Based upon the resources that we’ve identified for your consideration, there are a handful of existing data formats the VA should consider. Some of these are already underway, while others are not currently reflected in the Lighthouse’s efforts, but are used by other government entities to publish data in a consistent manner.
Fast Healthcare Interoperability Requirements (FHIR) – FHIR is already in-motion at the VA, but worth highlighting here. FHIR provides an anchor for why common data schema formats are relevant to other resources beyond Veteran healthcare records.
Open Referral (211) – Open Referral is a common schema and API specification for defining human services, including organizations, locations, and services, along with all the supporting information and metadata that goes with this core set of resources.
Open311 – Open311 is a common data format for reporting problems and issues at the municipal level, but can easily be adopted for establishing feedback loops at any level of government. It provides a common schema for how large volumes of information get submitted via API infrastructure.
Schema.org – A common schema vocabulary that provides object definitions for almost every resource identified throughout this landscape analysis, and the recommended list of resources above.
There are undoubtedly other open data formats that can be leveraged. Common microformats and other RFCs should also be considered, but these can be addressed during the define and design stages of the API development lifecycle, once individual resources have been decided upon. Common formats help ensure resources are interoperable and reusable across VA groups; they also help bring teams together to speak in a common language, using a common dictionary, which will go a long ways to standardizing how data is published and consumed.
Improve analytical information
We had hoped there would have been more analytical information available to help rank the resource data that we identified.

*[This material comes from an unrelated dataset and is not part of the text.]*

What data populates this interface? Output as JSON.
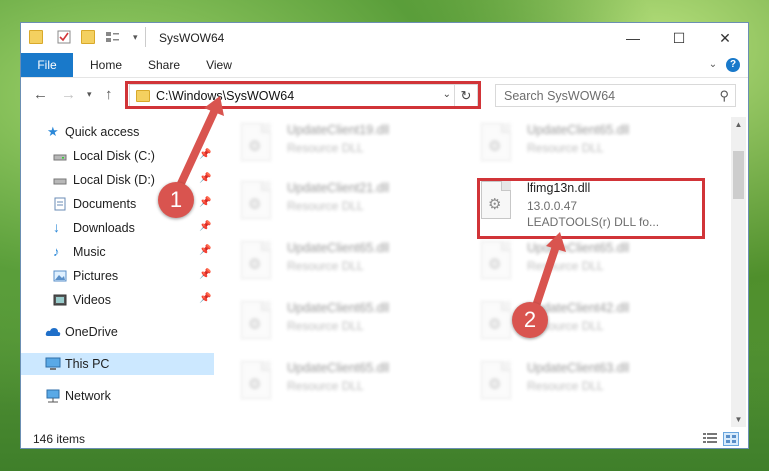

We did incorporate the ranking information available from data.gov as an input into our resource prioritization. However, we relied mostly on publication frequency and the overall occurrence of each keyword to help weight relevance. The existence of a word in a path, title, and file name gives it a weight, which can be amplified for every occurrence, providing us with adequate levels of prioritization, grouping, and organization to help us understand each topics importance. If a topic exists frequently across VA web properties, and exists as a sectional grouping, and title of data file, it has importance and relevance.
The lack of analytics, or access to current analytics, across existing VA data sources demonstrates the importance of having a consistent and comprehensive analytics strategy across the VA’s data. There should be download counts for all machine-readable files. And, more importantly, real-time analytics for the consumption of this data via simple web APIs. There should be regional- and program-related ata. We should have personalized data that reflects what’s most important to Veterans. We should understand what’s relevant what isn’t through strategically-designed analytics across web and API operations. The lack of analytics is why we’re working to identify relevant data sources, so those can be made more available and analytics become the default — not an afterthought.
Continue refining the landscape analysis
Our landscape analysis produced a lot of information that was messy and difficult to work with. We can continue to make another pass, which would involve refining indexes, optimizing title and filename parsing, and developing key phrase, plural word, and other dictionaries to make the results much more refined.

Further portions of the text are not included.